E perché ti dixi « l’uno morto sepellisca l’altro »?

Dico che « morto » s’intende in due modi: l’uno è quando ministra e governa le cose corporali con colpa di peccato mortale per disordinato affecto e sollicitudine; l’altro modo è perché egli è offizio del corpo che sonno cose manuali, e il corpo è cosa morta, che non ha vita in sé se non quanto l’ha tracta da l’anima, e participa della vita mentre che l’anima sta nel corpo, e piú no.

Debbano dunque questi miei unti, che debbono vivere come angeli, lassare le cose morte a’ morti ed essi governare l’anime, che sonno cosa viva e non muoiono mai quanto che ad essere, governandole e ministrando lo’ e’ sacramenti e i doni e le grazie dello Spirito sancto, e pascerle del cibo spirituale con buona e sancta vita.

A questo modo sarebbe la casa mia casa d’orazione, abondando delle grazie e virtú loro.

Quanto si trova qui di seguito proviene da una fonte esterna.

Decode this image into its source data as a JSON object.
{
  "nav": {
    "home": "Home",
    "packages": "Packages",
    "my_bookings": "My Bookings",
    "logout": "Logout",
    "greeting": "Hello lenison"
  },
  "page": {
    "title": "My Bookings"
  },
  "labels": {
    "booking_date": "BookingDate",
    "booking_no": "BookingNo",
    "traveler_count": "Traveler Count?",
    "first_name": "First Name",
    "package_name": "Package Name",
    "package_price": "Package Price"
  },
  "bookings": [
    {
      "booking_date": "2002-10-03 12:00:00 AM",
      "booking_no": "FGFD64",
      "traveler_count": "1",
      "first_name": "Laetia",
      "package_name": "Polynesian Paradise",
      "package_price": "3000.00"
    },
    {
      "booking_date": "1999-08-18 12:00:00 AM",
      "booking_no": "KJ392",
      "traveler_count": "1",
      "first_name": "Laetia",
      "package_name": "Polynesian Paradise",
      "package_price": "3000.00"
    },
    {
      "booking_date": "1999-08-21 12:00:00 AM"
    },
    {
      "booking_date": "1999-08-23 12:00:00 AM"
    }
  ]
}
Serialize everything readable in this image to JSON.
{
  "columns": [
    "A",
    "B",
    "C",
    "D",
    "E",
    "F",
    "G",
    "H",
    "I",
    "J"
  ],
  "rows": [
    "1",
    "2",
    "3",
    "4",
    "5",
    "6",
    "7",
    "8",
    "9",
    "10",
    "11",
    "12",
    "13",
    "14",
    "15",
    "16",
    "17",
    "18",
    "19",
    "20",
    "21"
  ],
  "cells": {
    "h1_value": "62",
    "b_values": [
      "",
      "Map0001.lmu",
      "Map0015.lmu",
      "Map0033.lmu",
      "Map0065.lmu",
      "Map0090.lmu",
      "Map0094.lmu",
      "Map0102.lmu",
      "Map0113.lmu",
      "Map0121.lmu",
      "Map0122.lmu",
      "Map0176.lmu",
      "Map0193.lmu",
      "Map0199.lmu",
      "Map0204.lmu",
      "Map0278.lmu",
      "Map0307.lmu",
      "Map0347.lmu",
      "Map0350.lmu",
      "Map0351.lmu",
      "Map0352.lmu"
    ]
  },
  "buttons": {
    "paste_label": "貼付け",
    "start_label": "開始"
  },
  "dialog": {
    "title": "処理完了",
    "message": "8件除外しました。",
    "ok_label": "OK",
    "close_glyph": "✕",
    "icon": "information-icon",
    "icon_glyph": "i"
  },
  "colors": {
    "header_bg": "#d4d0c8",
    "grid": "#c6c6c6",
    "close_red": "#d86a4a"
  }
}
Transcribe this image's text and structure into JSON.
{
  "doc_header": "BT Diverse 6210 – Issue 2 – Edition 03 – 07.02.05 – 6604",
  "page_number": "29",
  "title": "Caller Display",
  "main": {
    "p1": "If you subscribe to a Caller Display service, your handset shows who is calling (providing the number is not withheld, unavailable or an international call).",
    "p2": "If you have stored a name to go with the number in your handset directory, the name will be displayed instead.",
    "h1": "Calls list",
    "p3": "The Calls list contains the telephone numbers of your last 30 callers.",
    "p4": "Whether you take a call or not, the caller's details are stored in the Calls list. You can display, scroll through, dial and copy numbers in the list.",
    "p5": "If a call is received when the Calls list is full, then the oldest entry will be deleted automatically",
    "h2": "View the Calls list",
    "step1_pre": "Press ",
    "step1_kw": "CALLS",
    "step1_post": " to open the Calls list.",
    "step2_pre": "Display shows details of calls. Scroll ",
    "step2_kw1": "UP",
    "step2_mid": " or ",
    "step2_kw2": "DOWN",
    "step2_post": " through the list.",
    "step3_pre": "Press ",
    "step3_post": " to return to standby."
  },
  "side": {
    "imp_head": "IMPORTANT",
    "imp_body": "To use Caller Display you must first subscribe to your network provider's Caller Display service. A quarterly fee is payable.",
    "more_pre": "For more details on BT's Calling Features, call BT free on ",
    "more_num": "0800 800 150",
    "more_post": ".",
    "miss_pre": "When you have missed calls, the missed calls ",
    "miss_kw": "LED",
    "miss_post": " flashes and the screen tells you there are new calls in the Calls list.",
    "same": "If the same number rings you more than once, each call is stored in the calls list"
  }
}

E perché essi nol fanno, ma fanno el contrario, posso dire che ella sia facta spilonca di ladroni, perché son facti mercatanti per avarizia, vendendo e comprando, come decto è. Ed è facta receptacolo d’animali, perché vivono come animali bruti disonestamente; unde per questo n’hanno facta stalla, perché ine giacciono nel loto della disonestá, e cosí tengono le dimonia loro nella Chiesa, come lo sposo tiene la sposa nella casa sua.

Sí che vedi quanto male, e molto piú, e quasi senza comparazione che quello che Io t’ho narrato, el quale nasce da queste due colonne fetide e puzzolenti, cioè la immondizia e la cupiditá e avarizia.